DMCI-led Semirara Mining and Power Corporation (SMPC) is forecasting nearly P7 billion in capital expenditures (capex) for 2025, with the majority allocated for coal development.
In a briefing, SMPC announced an anticipated P6.9 billion group capex. Approximately 84 percent of this amount (P5.8 billion) will be used for coal refleeting and the acquisition of additional mining and support equipment.
This amount is 23 percent higher than the company's 2024 funding forecast, which was projected at P4.7 billion.
Conversely, SMPC's power units may see a drop in capex for this year.
SEM Calaca Power Corporation (SCPC), which manages the 600-megawatt (MW) Calaca-based Batangas coal thermal plant, is projected to have around P700 million in CAPEX in 2025. This is 50 percent lower than the P1.4 billion expected for 2024.
Southwest Luzon Power Generation Corporation (SLPGC), which operates a 300 MW coal-fired plant in Calaca, Batangas, anticipates a potential P400 million in spending for this year. This is a 20 percent decline from the forecasted amount of P500 million.
Overall, SMPC expects a 5 percent increase in its capex this year, compared to the projected P6.6 billion for 2024. This includes investments in coal and its Batangas-based companies, SCPC and SLPGC.
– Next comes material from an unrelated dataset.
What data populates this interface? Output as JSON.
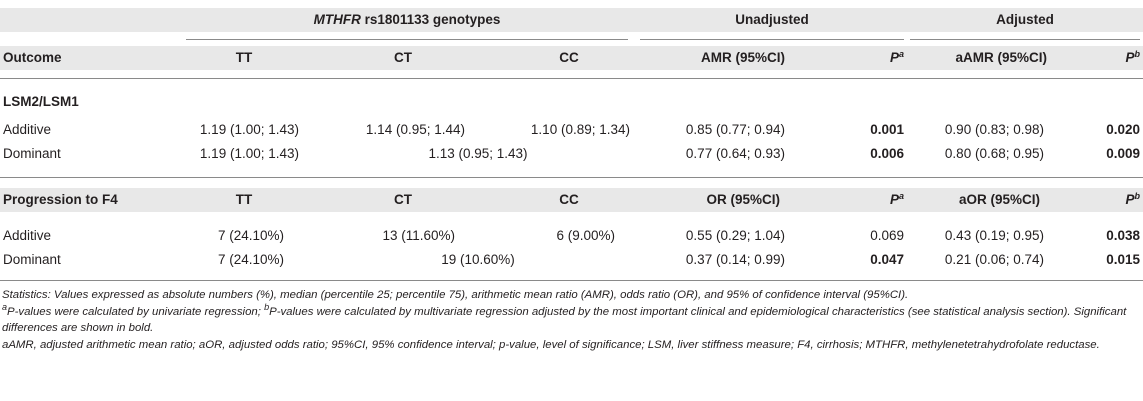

Last year, the group increased its coal shipments by 4.4 percent to 16.5 million metric tons (MT) due to high domestic demand and demand from China.
SMPC described this achievement as historic, surpassing its previous record of 15.8 million MT.
Foreign shipments grew by 8.4 million MT last year. China received 7.6 million MT, 46 percent higher than in 2023.